Si Pierre Péan se représente déjà Ali Bongo comme «l’ex-président» du Gabon, bien qu’étant au pouvoir, c’est parce que, a-t-il dit, «il n’est pas élu, il n’est pas le président». «Pour moi, le vrai président c’est Jean Ping», a soutenu le journaliste-écrivain qui s’est dit préoccupé par «la situation absolument catastrophique» qui prévaut ces derniers mois au Gabon. «Je ne vois pas comment l’ex-président Ali Bongo pourra tenir jusqu’à la fin de son septennat puisque toute la machine économique, la machine sociale est complètement grippée et souvent paralysée».

Mais au-delà de sa conviction dans le fait que «ce n’est pas Ali Bongo qui a gagné l’élection (présidentielle)» du 27 août 2016, dans son interview, Pierre Péan est revenu sur le premier jugement de son procès l’opposant à Maixent Accrombessi, l’ancien directeur de cabinet du président gabonais.
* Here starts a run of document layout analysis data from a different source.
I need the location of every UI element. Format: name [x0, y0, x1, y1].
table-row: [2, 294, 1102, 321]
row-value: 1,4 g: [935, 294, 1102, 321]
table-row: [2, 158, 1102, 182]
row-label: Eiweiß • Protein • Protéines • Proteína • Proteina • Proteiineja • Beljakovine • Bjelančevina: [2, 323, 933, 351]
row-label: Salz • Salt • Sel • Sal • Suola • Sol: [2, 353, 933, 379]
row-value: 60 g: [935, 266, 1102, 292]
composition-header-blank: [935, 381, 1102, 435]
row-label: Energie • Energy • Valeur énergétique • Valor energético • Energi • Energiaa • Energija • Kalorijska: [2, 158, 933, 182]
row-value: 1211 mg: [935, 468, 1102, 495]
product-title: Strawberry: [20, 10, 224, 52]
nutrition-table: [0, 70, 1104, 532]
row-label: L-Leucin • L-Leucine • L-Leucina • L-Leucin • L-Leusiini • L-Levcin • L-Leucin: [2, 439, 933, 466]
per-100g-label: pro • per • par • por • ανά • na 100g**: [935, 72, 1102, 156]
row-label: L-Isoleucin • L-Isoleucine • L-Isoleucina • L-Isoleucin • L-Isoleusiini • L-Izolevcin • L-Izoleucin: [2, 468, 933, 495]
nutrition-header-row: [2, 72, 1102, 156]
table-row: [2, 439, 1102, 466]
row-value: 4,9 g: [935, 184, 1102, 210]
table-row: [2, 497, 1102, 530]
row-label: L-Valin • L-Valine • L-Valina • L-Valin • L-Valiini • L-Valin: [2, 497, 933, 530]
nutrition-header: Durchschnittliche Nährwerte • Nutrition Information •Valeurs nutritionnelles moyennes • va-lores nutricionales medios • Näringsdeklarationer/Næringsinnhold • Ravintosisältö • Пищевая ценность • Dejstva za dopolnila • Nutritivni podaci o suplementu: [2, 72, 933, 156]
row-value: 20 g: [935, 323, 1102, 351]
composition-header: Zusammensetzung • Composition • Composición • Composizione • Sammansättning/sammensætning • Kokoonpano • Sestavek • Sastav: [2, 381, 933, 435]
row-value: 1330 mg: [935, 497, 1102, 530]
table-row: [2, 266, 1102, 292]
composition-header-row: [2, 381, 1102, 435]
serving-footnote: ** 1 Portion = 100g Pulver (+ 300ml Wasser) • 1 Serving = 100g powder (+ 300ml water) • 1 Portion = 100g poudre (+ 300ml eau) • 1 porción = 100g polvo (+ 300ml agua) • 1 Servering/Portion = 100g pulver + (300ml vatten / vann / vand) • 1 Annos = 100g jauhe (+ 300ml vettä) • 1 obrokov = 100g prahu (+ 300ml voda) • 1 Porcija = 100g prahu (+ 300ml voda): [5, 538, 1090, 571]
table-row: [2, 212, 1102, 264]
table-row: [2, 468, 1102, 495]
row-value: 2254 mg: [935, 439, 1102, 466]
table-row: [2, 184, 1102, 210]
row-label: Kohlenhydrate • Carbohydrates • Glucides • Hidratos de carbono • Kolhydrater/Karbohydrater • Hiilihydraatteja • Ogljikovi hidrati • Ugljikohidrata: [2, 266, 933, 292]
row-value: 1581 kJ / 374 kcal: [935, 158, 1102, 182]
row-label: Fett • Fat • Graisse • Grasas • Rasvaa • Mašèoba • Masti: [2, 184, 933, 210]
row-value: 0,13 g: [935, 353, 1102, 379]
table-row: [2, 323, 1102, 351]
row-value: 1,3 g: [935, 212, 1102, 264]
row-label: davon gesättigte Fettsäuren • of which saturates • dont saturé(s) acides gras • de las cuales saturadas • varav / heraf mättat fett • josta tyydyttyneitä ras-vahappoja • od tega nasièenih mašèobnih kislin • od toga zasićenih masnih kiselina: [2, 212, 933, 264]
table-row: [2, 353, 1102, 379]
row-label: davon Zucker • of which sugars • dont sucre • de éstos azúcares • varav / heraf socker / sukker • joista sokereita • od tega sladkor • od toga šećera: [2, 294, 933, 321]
Ce dernier ayant été débouté par le tribunal correctionnel de Paris, le 19 mai, le journaliste-écrivain a dédié sa «victoire» au peuple gabonais. «Ce qui vient d’arriver, c’est pour moi le procès le plus important. (…) Parce que ça dépasse le fait que ce soit une attaque faite par Maixent Accrombessi. Quand j’ai écrit mon livre, j’aurais pu dire le système de l’ancien président Ali Bongo dont le moteur et dont le sang était Accrombessi. Les pages que je consacre, je les consacre au système Bongo, et donc ça dépasse de très loin la personne d’Accrombessi, d’autant plus qu’il n’est plus au Gabon», a-t-il précisé.

Dans les semaines et mois qui viennent, Pierre Péan sera de nouveau confronté à la justice pour son livre Nouvelles affaires africaines-Mensonges et pillages au Gabon (Edition Fayard). D’autres procès sont entente, notamment sur la stérilité présumée de Patience Dabany.